令人遗憾的是,干旱缺水依旧是当今社会的一个世界性问题。根据联合国相关组织的估算:到2025年,世界将有三分之二的人口缺乏饮用水,到2050年,全球用水需求将提高40%,目前,有25亿人缺乏足够的卫生设施,健康受到威胁。水资源紧张还可能引发地区局势紧张和冲突。[2]同时,水质下降也会加剧饮用水供需关系的不平衡。由于水资源的匮乏,各国和整个世界对于饮用水的争夺,甚至战争也会不断地升级。而毫无疑问的是,女性和儿童将是这些饮用水危机及其由此而来的一系列灾难的直接受害者,而且这一局面今天已经在一些发展中国家成为事实。根据印度国家抽样办公室发布的数据,印度经济的增长不仅没有为女性带来更多的福利,反而使她们面临更严重的饮用水危机。由于地下水的过度开采,印度农村地区的饮用水愈发地匮乏。2012年,每两位农村女性中就有一人平均要走173公里去取水,这比2008年到2009年的数字多出25公里。这意味着2012年,印度大约有54%的农村女性不得不每天徒步200米至5公里不等去取水。在每两位农村女性中,就有一人每年要花费210个小时去取水,而无法利用这一时间从事其他活动。[3]
我国水资源也较为匮乏,而且随着经济的发展和人口的增加,我国生产生活用水总量也会不断增加,估计到2030年左右将出现用水高峰。[4]在中国黄土高原的部分地区,由于自然和历史的原因极度缺水。
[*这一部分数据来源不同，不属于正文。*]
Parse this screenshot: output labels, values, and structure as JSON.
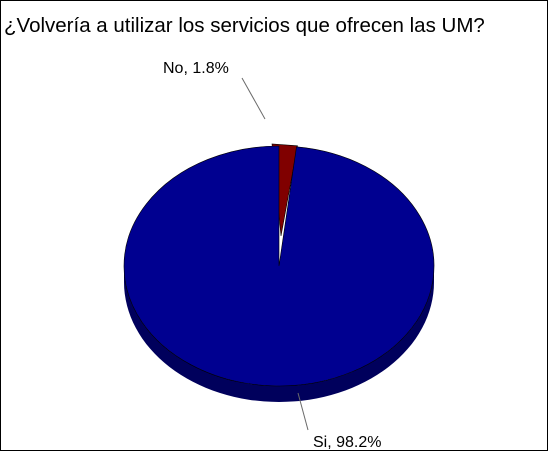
{
  "chart_data": {
    "type": "pie",
    "title": "¿Volvería a utilizar los servicios que ofrecen las UM?",
    "slices": [
      {
        "label": "No",
        "value": 1.8,
        "label_text": "No, 1.8%",
        "color": "#800000",
        "side_color": "#4a0000"
      },
      {
        "label": "Si",
        "value": 98.2,
        "label_text": "Si, 98.2%",
        "color": "#000090",
        "side_color": "#00005c"
      }
    ],
    "legend": "none",
    "style": "3d"
  }
}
有的地区年降雨量只有300—400毫米左右,而蒸发量却高达1500—2000毫米以上。依据可利用水资源统计,年人均可利用水资源占有量只有110立方米,是中国人均可利用水资源占有量720立方米的15.3%,是世界人均可利用水资源占有量2970立方米的3.7%。这些地区的人畜用水几乎全都要靠人工蓄积的雨水,而这些用来蓄积雨水的地下容器被称作水窖。严重缺水的状况导致当地人口生活艰难和教育落后,女性疾病率和新生儿死亡率高于其他地区。2000年,全国妇联和中国妇女发展基金会等单位发起大型公益活动,募捐善款作为“母亲水窖”项目的专项基金,至2012年底,“母亲水窖”项目直接受益人口已达到190万人。①参见:http://www.mothercellar.cn/html./mothercellar/folder/145050.htm20150406.尽管如此,饮用水资源的匮乏依旧是这些地区所面临的严重生存问题。
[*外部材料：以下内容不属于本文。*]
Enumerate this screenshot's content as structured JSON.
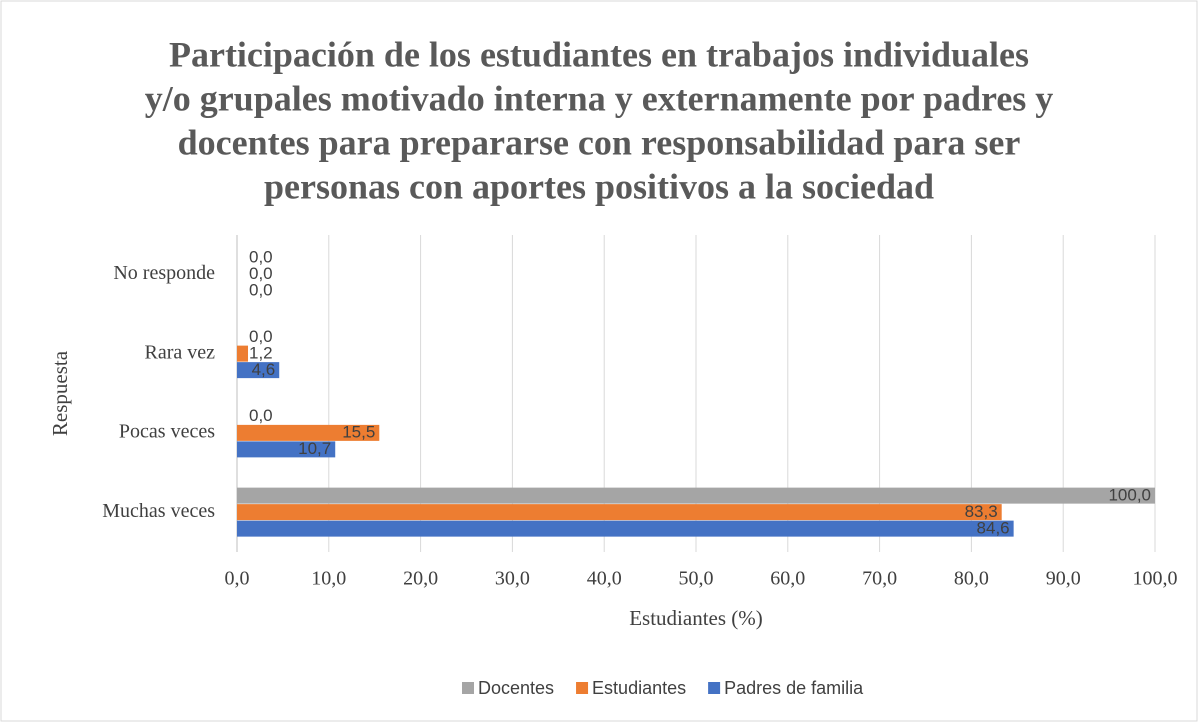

水污染问题也是一个严峻的公共健康问题。目前,世界上80%的疾病与水有关。伤寒、霍乱、胃肠炎、痢疾、传染性肝病是人类五大疾病,它们都是由水污染引起的。“即使在今天,我们也不甚了解在饮用水中有多少砷或者其他污染物是安全的。”[1]10这些疾病正在全球范围内对女性健康构成威胁:今天在全球范围,每位女性都可能面临着由于缺乏饮用水和水污染而患上致命疾病的威胁。同样以印度为例,2012年,印度全国有将近80%的饮用水来自被高度污染的地下水,而在印度农村,仅有不到10%的家庭具备水处理设施。[3]另有一项调研显示,在全球范围内,受污染的水和粪便所带来的传染病构成了威胁女性的第五大杀手。前四大杀手分别是心脏病、中风、呼吸道感染和慢性阻塞性肺疾病,而排在第五大杀手之后的便是乳腺癌、糖尿病和艾滋病,这在发展中国家尤为突出。[5]在坦桑尼亚的女性和女孩中,普遍流行一种尿道血吸虫感染疾病,这与她们不得不用病原体猖獗的露天水体洗衣服相关。根据世界卫生组织的一个数据,在21世纪之初,大约有2.5亿人被诊断出与水相关的疾病,其中75%的人居住在热带地区的农村或者贫民窟里,而且女性居多。[6]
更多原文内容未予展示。